Consumiéndonos

"Yo antes escribía, ahora solamente puteo", le dijo alguien al tipo.
Otro por ahí se quejaba de que en su época oscura escribía mejor.
Después -o antes- el tipo leyó un cuentito bastante escabroso cuya lectura por el autor en giras de presentación, según el diario, había provocado vómitos y desmayos en el auditorio. La primera pregunta que al tipo le vino a la mente fue "¿quién necesita escribir cuentos así?".
El autor, en nota aparte del mismo diario, lo explica: "Mi objetivo era escribir un nuevo tipo de historia de terror, algo basado en el mundo común y corriente, sin monstruos sobrenaturales ni magia". Básicamente: dar una nueva vuelta de tuerca a la apuesta efectista.

El tipo se acordó de un reportaje a Joan Manuel Serrat en el que el cantautor se refería al deletéreo efecto de la industria musical sobre la música popular.
Decía Serrat que antiguamente los episodios, acontecimientos, leyendas, enseñanzas populares, eran recogidos en poemas y canciones que los juglares repetían de boca en boca.
Con el advenimiento de los soportes para el sonido, las obras más populares fueron llevadas al disco, la cinta, el cassete, etc., como forma de hacerlos perdurar y transmitirlos.
Pero las exigencias de la industria habían subvertido radicalmente esto: con el arte convertido en mercancía de consumo masivo, el objetivo de la industria no es preservar el acervo de las culturas populares y distribuirlo, sino vender cuanto pueda y obtener la máxima renta posible.
Ahora el autor compone y musicaliza para publicar una cantidad obligada de "arte" en períodos constreñidos por un contrato. A posteriori se convence al público de que eso que le quieren vender es lo bueno. Puede que lo sea, como puede que no.
El diccionario de la Real Academia define "arte" como:
  1. amb. Virtud, disposición y habilidad para hacer algo.
  2. amb. Manifestación de la actividad humana mediante la cual se expresa una visión personal y desinteresada que interpreta lo real o imaginado con recursos plásticos, lingüísticos o sonoros.
No parece totalmente adecuado el vocablo "desinteresada": siempre hay un interés, aunque no sea material o económico.
Si lo que uno tiene para decir son puteadas, y bueno... ese es su interés: que sean.
Y si no hay nada para decir, y bueno...
En todo caso, uno se queda pensando que la línea pasa (o: debería pasar) entre el interés en decir lo que uno tiene para decir y el interés en decir lo que uno -o la editorial, o la discográfica, o la galería- piensa que los otros quieren que diga para que se lo "compren" y todos "ganen"...
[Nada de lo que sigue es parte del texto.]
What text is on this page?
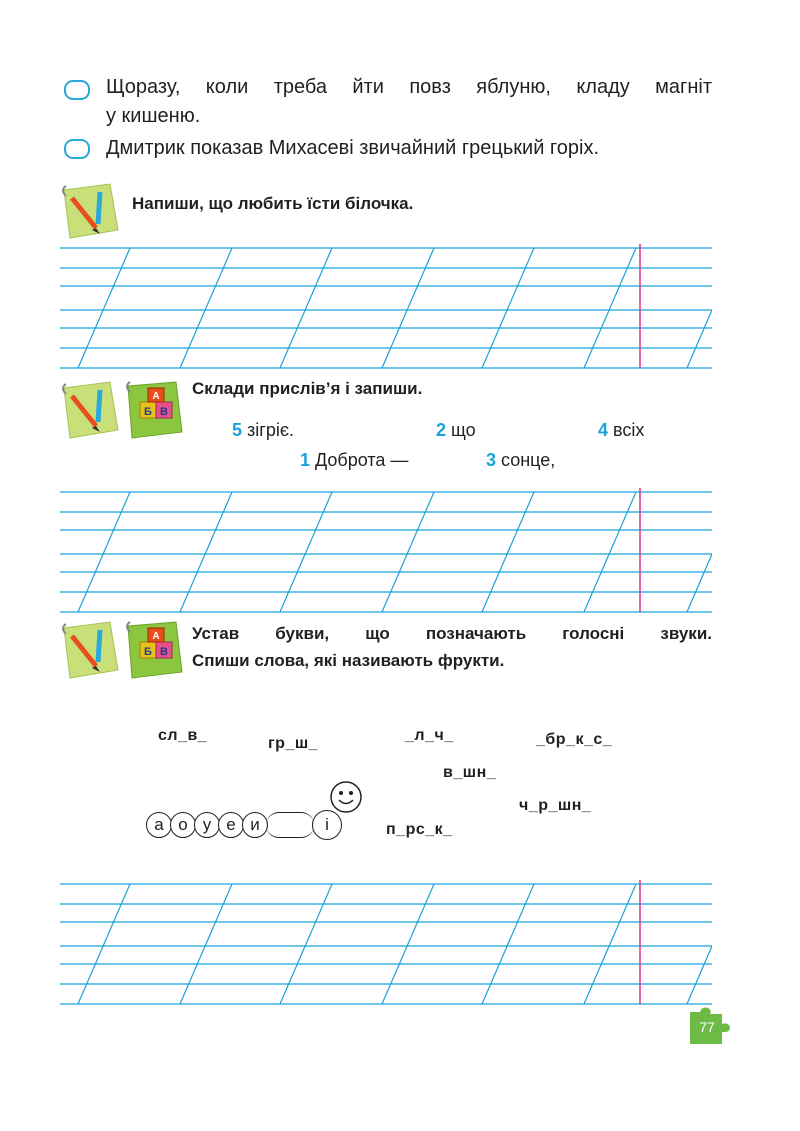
Щоразу, коли треба йти повз яблуню, кладу магніт
у кишеню.
Дмитрик показав Михасеві звичайний грецький горіх.
Напиши, що любить їсти білочка.
Б В
А Склади прислів’я і запиши.
5 зігріє.	2 що	4 всіх
1 Доброта —	3 сонце,
Б В
А Устав букви, що позначають голосні звуки.
Спиши слова, які називають фрукти.
сл_в_	гр_ш_	_л_ч_	_бр_к_с_
в_шн_
ч_р_шн_
п_рс_к_
а о у е и	і
77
Dice Eduardo Galeano: se trata de lograr un lenguaje que sea capaz de transmitir electricidad de vida suprimiendo todo lo que no sea digno de existencia. Para mí siempre ha sido fundamental la lección del maestro Juan Carlos Onetti, un gran escritor uruguayo muerto hace poco, que me guió los primeros pasos.
Siempre me decía: "Vos acordate aquello que decían los chinos (yo creo que los chinos no decían eso, pero el viejo se lo había inventado para darle prestigio a lo que decía); las únicas palabras que merecen existir son las palabras mejores que el silencio". Entonces cuando escribo me voy preguntando: ¿estas palabras son mejores que el silencio?, ¿merecen existir realmente?
Hago una versión, dos o tres, quince, veinte versiones, cada vez más cortas, más apretadas: edición corregida y disminuida.